Future conflicts may require this flexibility to preserve overall force levels, and perhaps more importantly, certain strategic assets. The value of a general officer – retired or not – is in his or her ability to spot, understand, and execute strategic imperatives – in other words, general officers by their very nature are strategic assets. These assets take decades to develop, involving advanced education and training, increasing responsibility, and experience leading diverse organizations and units with a variety of missions and purposes. Flynn himself, as head of the Defense Intelligence Agency (DIA) prior to retiring, was the U.S. military’s senior uniformed intelligence officer.  To achieve this position, he spent decades in roles of increasing responsibility and complexity including numerous deployments to the Middle East and culminating in his leadership of the DIA. Preserving the integrity of these human strategic assets, including through sustained court-martial jurisdiction, is a crucial element of preparation for future conflicts.

This strategic value was illustrated by the recall of General Peter Schoomaker, a retired four-star general who was recalled to active duty during the start of the Iraq war, to be the Chief of Staff of the Army (the senior general in the Army) from 2003-2007. General Schoomaker’s recall was voluntary and not for disciplinary purposes, but the point is that these senior officers are strategic assets in our national security system that may be recalled when needed. Their value is lost when they commit acts that make them unfit for further service.

The Flynn case presents the ultimate counterpoint to the challengers of retiree recall. It is at least possible to argue that his actions and words in Texas undermine the oath he took as an officer to support and defend the Constitution.  As a general officer in the retired reserve, he has an obligation to continue fulfilling this oath of office, if nothing else. This is especially true given his continued entitlement to enjoyment of the rank of lieutenant general and to wear the uniform in retiree status.

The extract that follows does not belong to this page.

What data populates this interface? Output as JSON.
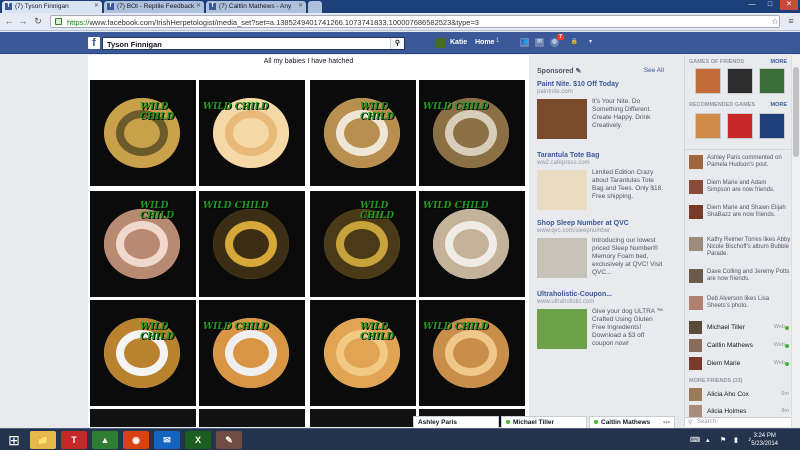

Notwithstanding the two pending cases challenging jurisdiction over retirees, as the law stands now, Flynn is within the jurisdiction of a potential court-martial by virtue of his retiree status. However, beyond this jurisdictional threshold, any court-martial would have to allege specific conduct in violation of the UCMJ. So, what crime(s) could potentially be charged, and what would be the implications of a possible prosecution on civil-military relations?

Crimes Potentially Implicated

In the UCMJ, there is no dearth of charges a military prosecutor might consider implicated by speech like Flynn’s. Article 94 prohibits and punishes sedition, Article 82 prohibits and punishes solicitation to commit illegal acts, including sedition, Article 133 prohibits and punishes “conduct unbecoming an officer and a gentleman,” and Article 134 prohibits – among other things – disloyal statements when they are “prejudicial to good order and discipline” or “are of a nature to bring discredit upon the armed forces.” The most compelling of these offenses are what would be considered the strictly military offenses, that is, those that do not have a parallel violation in a civilian justice system.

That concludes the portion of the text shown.